Die Wachstumsraten sinken, die Sterbe- und Infektionsrate sowie die Schuldenberge steigen und die Schere zwischen Arm und Reich wird immer größer. Wie kann man da von einer abstrakten Wissenschaft erwarten, dass sie dieser Probleme Herr werden kann?

Gar nicht. Die Philosophie kann das individuelle Problem nicht lösen, aber was die Philosophie kann, ist bei einer objektiven Definition des Status-Quo, seiner Werte und Priorisierung zu helfen. Die Philosophie beschäftigt sich, schon aus dem Wort „Phil(o) ((ich) liebe(n)/mögen/(mag)) und „Sophie“ (die Weisheit/Wissen) heraus mit Neugierde und Interesse, zu definieren, was abstrakt als heuristische missbrauchter Wahrheitsbegriff entlarvt werden kann.

Heuristische Wahrheit? Natürlich ist das süffisant akademisiert, sagt aber, was das Problem ist. Die Heuristik beschäftigt sich mit der Symbolik, also, welches Zeichen wird mit welcher Konnotation verbunden. Es geht also nicht um Wahrheit, sondern um Interpretation und deren gesellschaftlicher Konsensqualitäten (den Philosophen wie Jürgen Habermas als einzig mögliche Wahrheit deklarieren).

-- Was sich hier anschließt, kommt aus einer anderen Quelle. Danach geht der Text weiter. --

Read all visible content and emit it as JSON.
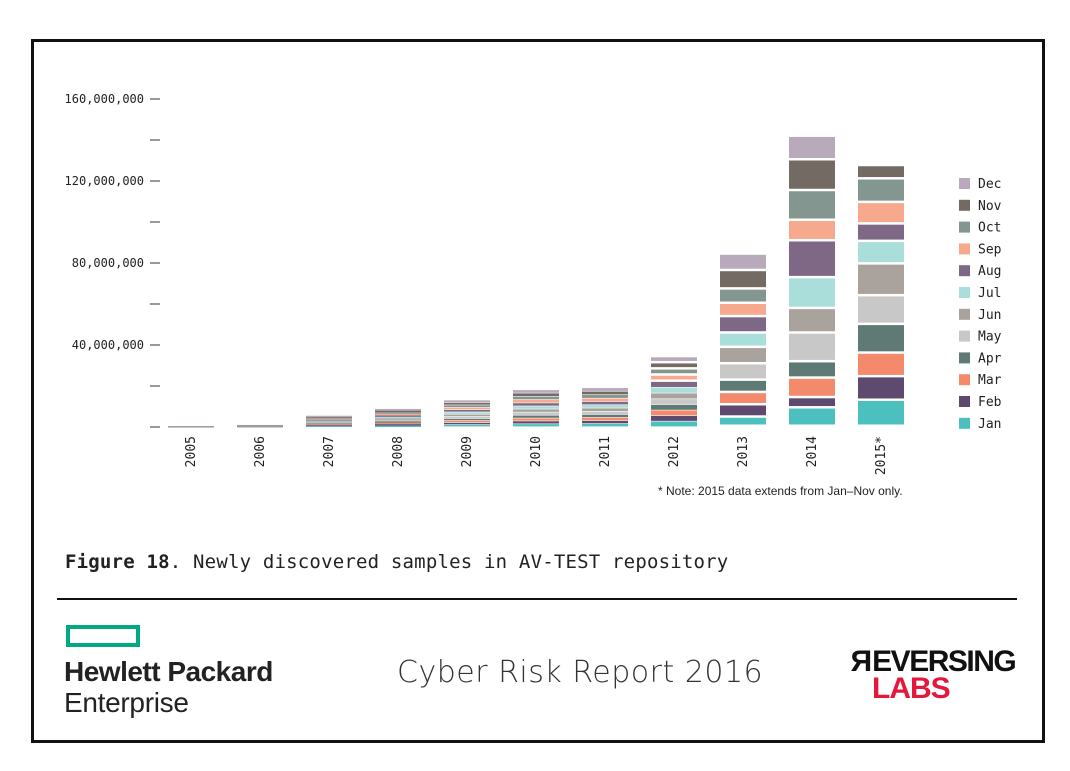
{
  "chart_data": {
    "type": "bar",
    "stacked": true,
    "title": "Newly discovered samples in AV-TEST repository",
    "xlabel": "",
    "ylabel": "",
    "ylim": [
      0,
      160000000
    ],
    "yticks_major": [
      {
        "value": 40000000,
        "label": "40,000,000"
      },
      {
        "value": 80000000,
        "label": "80,000,000"
      },
      {
        "value": 120000000,
        "label": "120,000,000"
      },
      {
        "value": 160000000,
        "label": "160,000,000"
      }
    ],
    "yticks_minor": [
      0,
      20000000,
      60000000,
      100000000,
      140000000
    ],
    "grid": false,
    "legend_position": "right",
    "categories": [
      "2005",
      "2006",
      "2007",
      "2008",
      "2009",
      "2010",
      "2011",
      "2012",
      "2013",
      "2014",
      "2015*"
    ],
    "series": [
      {
        "name": "Jan",
        "color": "#4cc0bf",
        "values": [
          40000,
          80000,
          450000,
          700000,
          1000000,
          1400000,
          1500000,
          2700000,
          4500000,
          9000000,
          12700000
        ]
      },
      {
        "name": "Feb",
        "color": "#5e4a6e",
        "values": [
          40000,
          80000,
          450000,
          700000,
          1000000,
          1400000,
          1500000,
          2700000,
          6000000,
          5000000,
          11500000
        ]
      },
      {
        "name": "Mar",
        "color": "#f48a6c",
        "values": [
          40000,
          80000,
          450000,
          700000,
          1000000,
          1400000,
          1500000,
          2700000,
          6000000,
          9500000,
          11500000
        ]
      },
      {
        "name": "Apr",
        "color": "#5f7a74",
        "values": [
          40000,
          80000,
          450000,
          700000,
          1000000,
          1400000,
          1500000,
          2700000,
          6000000,
          8000000,
          14000000
        ]
      },
      {
        "name": "May",
        "color": "#c8c8c8",
        "values": [
          40000,
          80000,
          450000,
          700000,
          1000000,
          1500000,
          1500000,
          2800000,
          8000000,
          14000000,
          14000000
        ]
      },
      {
        "name": "Jun",
        "color": "#aaa29c",
        "values": [
          40000,
          80000,
          450000,
          700000,
          1100000,
          1500000,
          1600000,
          2800000,
          8000000,
          12000000,
          15500000
        ]
      },
      {
        "name": "Jul",
        "color": "#a9dedb",
        "values": [
          40000,
          80000,
          450000,
          750000,
          1100000,
          1500000,
          1600000,
          2800000,
          7000000,
          15000000,
          11000000
        ]
      },
      {
        "name": "Aug",
        "color": "#7e6885",
        "values": [
          40000,
          80000,
          450000,
          750000,
          1100000,
          1500000,
          1600000,
          2800000,
          8000000,
          18000000,
          8500000
        ]
      },
      {
        "name": "Sep",
        "color": "#f7a98e",
        "values": [
          40000,
          80000,
          450000,
          750000,
          1100000,
          1600000,
          1600000,
          3000000,
          6500000,
          10000000,
          10500000
        ]
      },
      {
        "name": "Oct",
        "color": "#849690",
        "values": [
          40000,
          80000,
          450000,
          750000,
          1200000,
          1600000,
          1700000,
          3000000,
          7000000,
          14500000,
          11500000
        ]
      },
      {
        "name": "Nov",
        "color": "#736a64",
        "values": [
          40000,
          80000,
          500000,
          800000,
          1200000,
          1600000,
          1700000,
          3000000,
          9000000,
          15000000,
          6500000
        ]
      },
      {
        "name": "Dec",
        "color": "#b8aabb",
        "values": [
          60000,
          120000,
          500000,
          800000,
          1200000,
          1600000,
          1700000,
          3000000,
          8000000,
          11500000,
          0
        ]
      }
    ],
    "annotation": "* Note: 2015 data extends from Jan–Nov only."
  },
  "caption": {
    "figure_label": "Figure 18",
    "text": ". Newly discovered samples in AV-TEST repository"
  },
  "footer": {
    "hpe_line1": "Hewlett Packard",
    "hpe_line2": "Enterprise",
    "report_title": "Cyber Risk Report 2016",
    "rl_line1": "REVERSING",
    "rl_line2": "LABS",
    "hpe_color": "#01a982",
    "rl_accent": "#e3183b"
  }
}
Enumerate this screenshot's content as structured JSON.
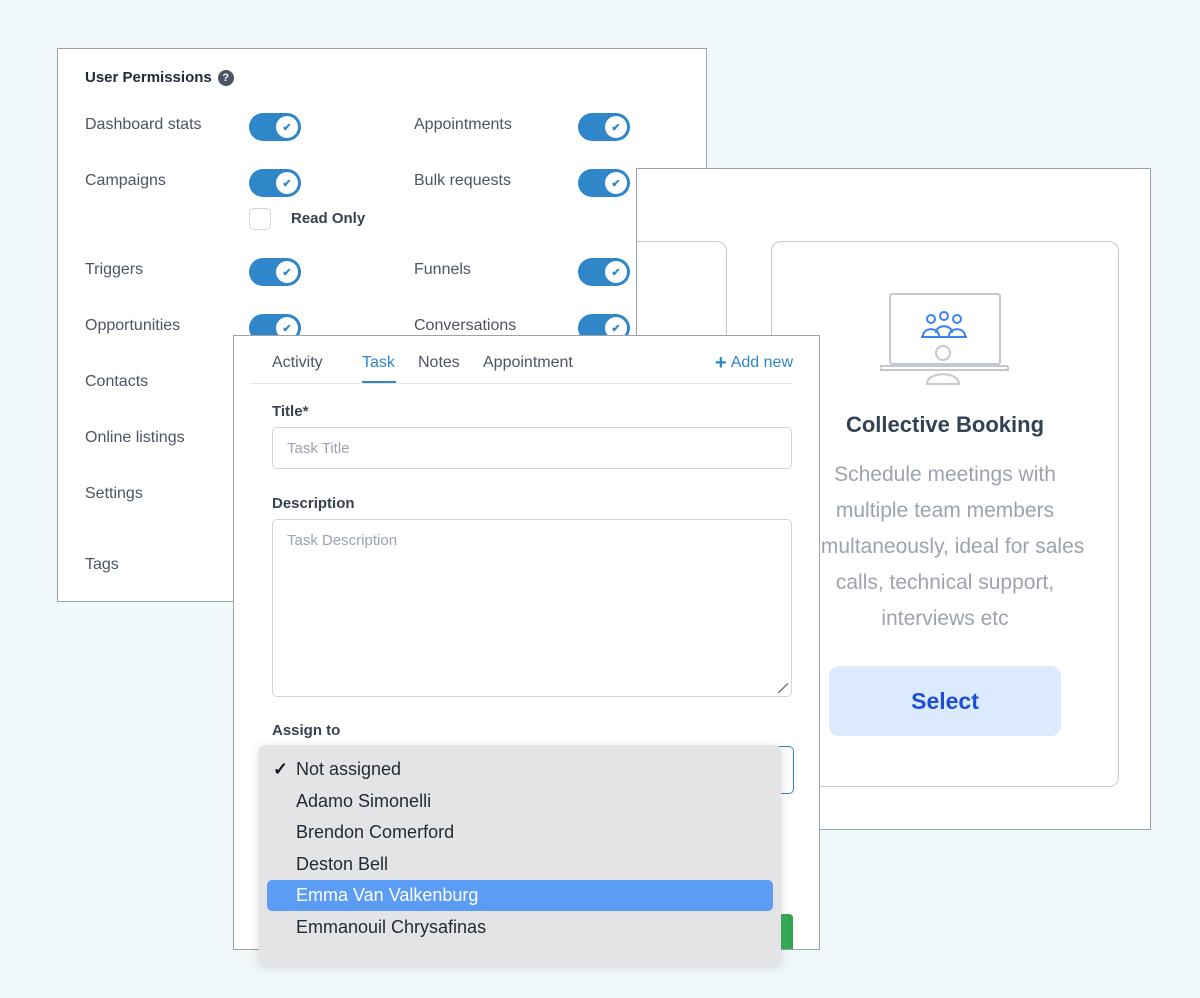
{
  "permissions": {
    "title": "User Permissions",
    "left": [
      {
        "label": "Dashboard stats",
        "enabled": true
      },
      {
        "label": "Campaigns",
        "enabled": true
      },
      {
        "label": "Triggers",
        "enabled": true
      },
      {
        "label": "Opportunities",
        "enabled": true
      },
      {
        "label": "Contacts"
      },
      {
        "label": "Online listings"
      },
      {
        "label": "Settings"
      },
      {
        "label": "Tags"
      }
    ],
    "right": [
      {
        "label": "Appointments",
        "enabled": true
      },
      {
        "label": "Bulk requests",
        "enabled": true
      },
      {
        "label": "Funnels",
        "enabled": true
      },
      {
        "label": "Conversations",
        "enabled": true
      }
    ],
    "read_only_label": "Read Only",
    "read_only_checked": false,
    "toggle_color": "#2f86c9"
  },
  "booking": {
    "title": "Collective Booking",
    "description": "Schedule meetings with multiple team members simultaneously, ideal for sales calls, technical support, interviews etc",
    "select_label": "Select",
    "accent": "#1d4ed8"
  },
  "task": {
    "tabs": [
      {
        "label": "Activity"
      },
      {
        "label": "Task",
        "active": true
      },
      {
        "label": "Notes"
      },
      {
        "label": "Appointment"
      }
    ],
    "add_new_label": "Add new",
    "title_label": "Title*",
    "title_placeholder": "Task Title",
    "description_label": "Description",
    "description_placeholder": "Task Description",
    "assign_label": "Assign to"
  },
  "assign_dropdown": {
    "options": [
      "Not assigned",
      "Adamo Simonelli",
      "Brendon Comerford",
      "Deston Bell",
      "Emma Van Valkenburg",
      "Emmanouil Chrysafinas"
    ],
    "checked": "Not assigned",
    "highlighted": "Emma Van Valkenburg"
  }
}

Zu oft entspringt der Bestand an Worten, die ein Argument darstellen wollen oder sollen auf Vermutungen oder gesellschaftlich gereiften Überzeugungen, die als Wahrheit akzeptiert werden und/oder wurden. Morden ist schlecht/böse, eine Dame mit Blumen überraschen oder einer Älteren über die Straße zu helfen, ist gut. Gehen wir aber nur eine Stufe weiter zurück, wird diese Argumentation schon brüchig, denn, hätte man Hitler umbringen sollen, wenn man die Möglichkeit gehabt hätte?

Diese Frage macht die Akzeptanz der Allgemeingültigkeit des Urteils „Mord ist schlecht“, schon komplizierter.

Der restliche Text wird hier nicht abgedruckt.